As for Speights and Smith, both are former first-round picks that haven’t panned out yet (for different reasons). With that said, both remain solid prospects. Smith missed the entire 2009-10 season due to a torn ACL and when he wasn’t anchored to Eddie Jordan’s bench in 2010-11, he showed signs of being an impact player. Smith gives the Sixers a big man with an array of offensive moves who can also pull defenders out 15-18 feet with his ability to hit the mid-range jumper consistently.
Meanwhile, Speights has had a tumultuous time with the 76ers. When Speights came out of the University of Florida, scouts never questioned his athletic potential. Unfortunately, he carried the label of “lazy.” So far with the Sixers, it seems like that label is fitting. In two years, Speights has started only three out of 141 games. Yes, he missed 14 games with a torn MCL this past season, but he has never become the presence the Sixers thought he could become.
The six-foot-ten Speights has the bulk to bang with the big bodies in the low post, which he has demonstrated by pulling down 3.9 rebounds per game over his career in just 16 minutes per night.

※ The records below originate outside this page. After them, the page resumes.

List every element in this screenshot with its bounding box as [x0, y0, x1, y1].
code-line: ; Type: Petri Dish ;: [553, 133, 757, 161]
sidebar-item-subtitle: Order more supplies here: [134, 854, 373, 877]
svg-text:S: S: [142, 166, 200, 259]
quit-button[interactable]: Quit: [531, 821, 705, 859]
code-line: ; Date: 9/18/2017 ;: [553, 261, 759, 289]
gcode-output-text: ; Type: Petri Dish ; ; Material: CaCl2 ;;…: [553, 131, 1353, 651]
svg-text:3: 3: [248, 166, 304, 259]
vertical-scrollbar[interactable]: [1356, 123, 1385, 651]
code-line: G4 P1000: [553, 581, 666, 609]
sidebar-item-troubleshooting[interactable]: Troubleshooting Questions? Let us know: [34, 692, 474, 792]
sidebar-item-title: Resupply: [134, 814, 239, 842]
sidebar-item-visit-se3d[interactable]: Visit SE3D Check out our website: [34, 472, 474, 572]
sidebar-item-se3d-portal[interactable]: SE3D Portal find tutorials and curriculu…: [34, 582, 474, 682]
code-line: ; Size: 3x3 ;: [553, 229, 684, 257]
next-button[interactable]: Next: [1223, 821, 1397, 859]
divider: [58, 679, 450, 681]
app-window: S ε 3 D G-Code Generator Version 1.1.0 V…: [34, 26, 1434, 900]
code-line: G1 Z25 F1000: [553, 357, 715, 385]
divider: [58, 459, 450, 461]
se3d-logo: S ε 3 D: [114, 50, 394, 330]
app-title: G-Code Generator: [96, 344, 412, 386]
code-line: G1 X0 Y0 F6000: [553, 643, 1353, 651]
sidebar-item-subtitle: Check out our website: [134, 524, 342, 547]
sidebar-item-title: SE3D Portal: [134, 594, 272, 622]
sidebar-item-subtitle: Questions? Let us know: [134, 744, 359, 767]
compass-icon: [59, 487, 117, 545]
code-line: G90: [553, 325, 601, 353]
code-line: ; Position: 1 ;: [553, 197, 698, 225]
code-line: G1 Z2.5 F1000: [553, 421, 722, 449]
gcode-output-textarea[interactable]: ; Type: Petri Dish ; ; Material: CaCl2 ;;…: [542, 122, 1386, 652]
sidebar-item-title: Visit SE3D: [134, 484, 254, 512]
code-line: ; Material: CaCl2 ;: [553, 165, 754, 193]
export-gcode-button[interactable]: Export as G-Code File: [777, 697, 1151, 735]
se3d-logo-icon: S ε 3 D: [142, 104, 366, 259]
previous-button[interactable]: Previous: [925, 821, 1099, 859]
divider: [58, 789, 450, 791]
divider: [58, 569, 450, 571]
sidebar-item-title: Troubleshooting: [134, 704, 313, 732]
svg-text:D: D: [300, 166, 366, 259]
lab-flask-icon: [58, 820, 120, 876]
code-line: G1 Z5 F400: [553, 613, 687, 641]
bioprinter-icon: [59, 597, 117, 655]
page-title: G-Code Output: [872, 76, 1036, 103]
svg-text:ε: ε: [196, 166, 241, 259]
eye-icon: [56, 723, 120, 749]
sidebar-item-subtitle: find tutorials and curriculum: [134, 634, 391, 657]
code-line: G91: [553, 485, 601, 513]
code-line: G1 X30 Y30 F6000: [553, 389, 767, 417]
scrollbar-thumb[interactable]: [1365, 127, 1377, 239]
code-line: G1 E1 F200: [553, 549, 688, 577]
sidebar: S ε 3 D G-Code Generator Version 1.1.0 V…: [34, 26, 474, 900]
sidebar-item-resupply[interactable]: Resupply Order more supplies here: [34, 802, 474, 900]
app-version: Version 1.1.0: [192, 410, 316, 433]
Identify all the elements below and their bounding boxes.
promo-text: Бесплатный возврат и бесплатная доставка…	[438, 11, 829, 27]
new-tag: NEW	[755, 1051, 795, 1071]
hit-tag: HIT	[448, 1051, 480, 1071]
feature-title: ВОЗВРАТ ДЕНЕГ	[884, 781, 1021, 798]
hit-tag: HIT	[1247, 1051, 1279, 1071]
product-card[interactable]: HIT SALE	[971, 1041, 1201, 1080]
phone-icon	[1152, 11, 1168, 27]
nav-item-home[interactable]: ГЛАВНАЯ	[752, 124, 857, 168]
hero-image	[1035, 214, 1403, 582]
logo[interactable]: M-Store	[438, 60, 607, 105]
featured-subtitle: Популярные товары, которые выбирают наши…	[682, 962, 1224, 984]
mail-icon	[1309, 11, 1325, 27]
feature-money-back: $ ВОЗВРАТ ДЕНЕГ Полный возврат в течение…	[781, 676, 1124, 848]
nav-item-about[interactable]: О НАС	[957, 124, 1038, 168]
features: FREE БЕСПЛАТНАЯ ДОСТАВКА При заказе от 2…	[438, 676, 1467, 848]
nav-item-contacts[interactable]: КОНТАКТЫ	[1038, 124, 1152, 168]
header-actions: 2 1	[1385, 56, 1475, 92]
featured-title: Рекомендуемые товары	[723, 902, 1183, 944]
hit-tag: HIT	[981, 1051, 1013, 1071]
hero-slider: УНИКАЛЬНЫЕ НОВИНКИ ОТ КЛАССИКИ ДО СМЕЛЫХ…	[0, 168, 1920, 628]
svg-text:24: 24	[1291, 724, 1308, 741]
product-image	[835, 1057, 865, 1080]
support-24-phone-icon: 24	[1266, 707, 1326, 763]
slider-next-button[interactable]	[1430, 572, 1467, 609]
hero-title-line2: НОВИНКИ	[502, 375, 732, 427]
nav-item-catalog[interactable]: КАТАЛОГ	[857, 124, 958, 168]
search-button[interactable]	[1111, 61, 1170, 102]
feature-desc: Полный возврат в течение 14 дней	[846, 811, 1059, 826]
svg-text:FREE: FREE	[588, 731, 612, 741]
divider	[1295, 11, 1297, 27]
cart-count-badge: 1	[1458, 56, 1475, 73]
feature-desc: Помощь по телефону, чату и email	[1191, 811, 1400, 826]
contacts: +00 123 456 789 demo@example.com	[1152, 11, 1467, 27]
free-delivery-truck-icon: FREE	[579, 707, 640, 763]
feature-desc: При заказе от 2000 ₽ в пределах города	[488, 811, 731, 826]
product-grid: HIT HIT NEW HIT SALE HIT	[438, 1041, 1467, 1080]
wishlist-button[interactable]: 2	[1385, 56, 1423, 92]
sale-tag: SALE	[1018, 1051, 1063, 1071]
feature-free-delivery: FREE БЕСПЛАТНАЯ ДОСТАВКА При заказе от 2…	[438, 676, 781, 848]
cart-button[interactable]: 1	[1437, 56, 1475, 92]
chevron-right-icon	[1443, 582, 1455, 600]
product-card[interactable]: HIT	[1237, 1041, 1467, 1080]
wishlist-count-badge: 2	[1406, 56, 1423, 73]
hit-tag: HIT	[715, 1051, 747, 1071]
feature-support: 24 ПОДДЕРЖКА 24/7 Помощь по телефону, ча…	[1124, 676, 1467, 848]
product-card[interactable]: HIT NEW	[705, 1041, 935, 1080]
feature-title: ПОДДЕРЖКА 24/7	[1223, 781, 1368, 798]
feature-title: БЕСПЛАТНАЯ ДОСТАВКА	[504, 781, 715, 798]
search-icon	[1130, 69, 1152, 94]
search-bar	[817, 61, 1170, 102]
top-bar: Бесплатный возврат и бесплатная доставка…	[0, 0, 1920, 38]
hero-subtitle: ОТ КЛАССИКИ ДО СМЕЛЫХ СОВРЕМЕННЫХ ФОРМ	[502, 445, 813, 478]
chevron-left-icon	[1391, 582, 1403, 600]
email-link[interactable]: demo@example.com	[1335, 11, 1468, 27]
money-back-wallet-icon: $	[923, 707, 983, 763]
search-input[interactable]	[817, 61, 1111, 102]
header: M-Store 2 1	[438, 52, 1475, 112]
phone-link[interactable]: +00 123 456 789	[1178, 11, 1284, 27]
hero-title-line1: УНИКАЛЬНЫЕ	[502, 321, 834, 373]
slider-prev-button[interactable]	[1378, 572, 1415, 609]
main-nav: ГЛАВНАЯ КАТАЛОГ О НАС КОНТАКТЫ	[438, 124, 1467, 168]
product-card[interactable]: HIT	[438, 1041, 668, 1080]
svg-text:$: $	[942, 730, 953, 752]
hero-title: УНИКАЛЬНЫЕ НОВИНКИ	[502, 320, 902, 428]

Moreover, Speights can put the ball in the hoop with the best of them as he is averaging a .5 points per minute played (8.8 ppg. for his career). His problem lies with his lack of passion at the defensive end. He draws a ton of fouls due to being lazy and not moving his feet. With Collins in the saddle, Speights has a chance to changes his bad habits. Collins knows how to teach young players and get the best out of them. And if he doesn’t change his defensive ways, the Sixers have two quality big men to run out there ahead of him.
Lastly, the Sixers have a plethora of talent at the guard position. Their backup guards all have unique and diverse roles with the club. Louis Williams is a pure scorer who can hit mid-range jumpers or use his lightning quick speed to get to the hoop. Meanwhile, his speed allows him to breakdown a defense and dish off to a teammate for an easy basket. Also, he possesses great hands, which leads to a ton of steals at the defensive end of the court.
It is true that Williams has his deficiencies – he lacks the ideal size to be a true shooting guard, struggles at the defensive end to stay in front of his man and is probably not a good enough distributor to be a pure point guard. However if can deliver 14 points and 4 assists off the bench like he averaged this past season, then the Sixers will have a very formidable combo guard off the pine.
The 76ers reserve guard group also includes two shooters that could make huge contributions in 2010-11. Those two players are Jodie Meeks and Jason Kapono. No one on the Sixers is considered to be an elite or even a decent three-point shooter, but Meeks and Kapono add that dimension to this team. If Collins utilizes their strengths, then both could make an impact on a nightly basis.
A deep bench is a colossal advantage for any NBA team, but especially useful for a franchise trying to pull themselves out of the basement in the conference. Having a competent and proficient bench enables a club to stay close or ahead of opposing teams without even having their best lineup on the court. Moreover, a solid bench can make up for the bad night of a superstar and win a game that should be a sure loss.
At Collins disposal is a bench that could wear down opponents starting five on a nightly basis; meanwhile can also keep his team fresh for the stretch run (and possible playoff run).
Unquestionably the 76ers bench is untested, but the talented is definitely there. If the Sixers bench is employed properly and accepts the nightly challenges, then they could transform from a team with promise into a legitimate playoff contender.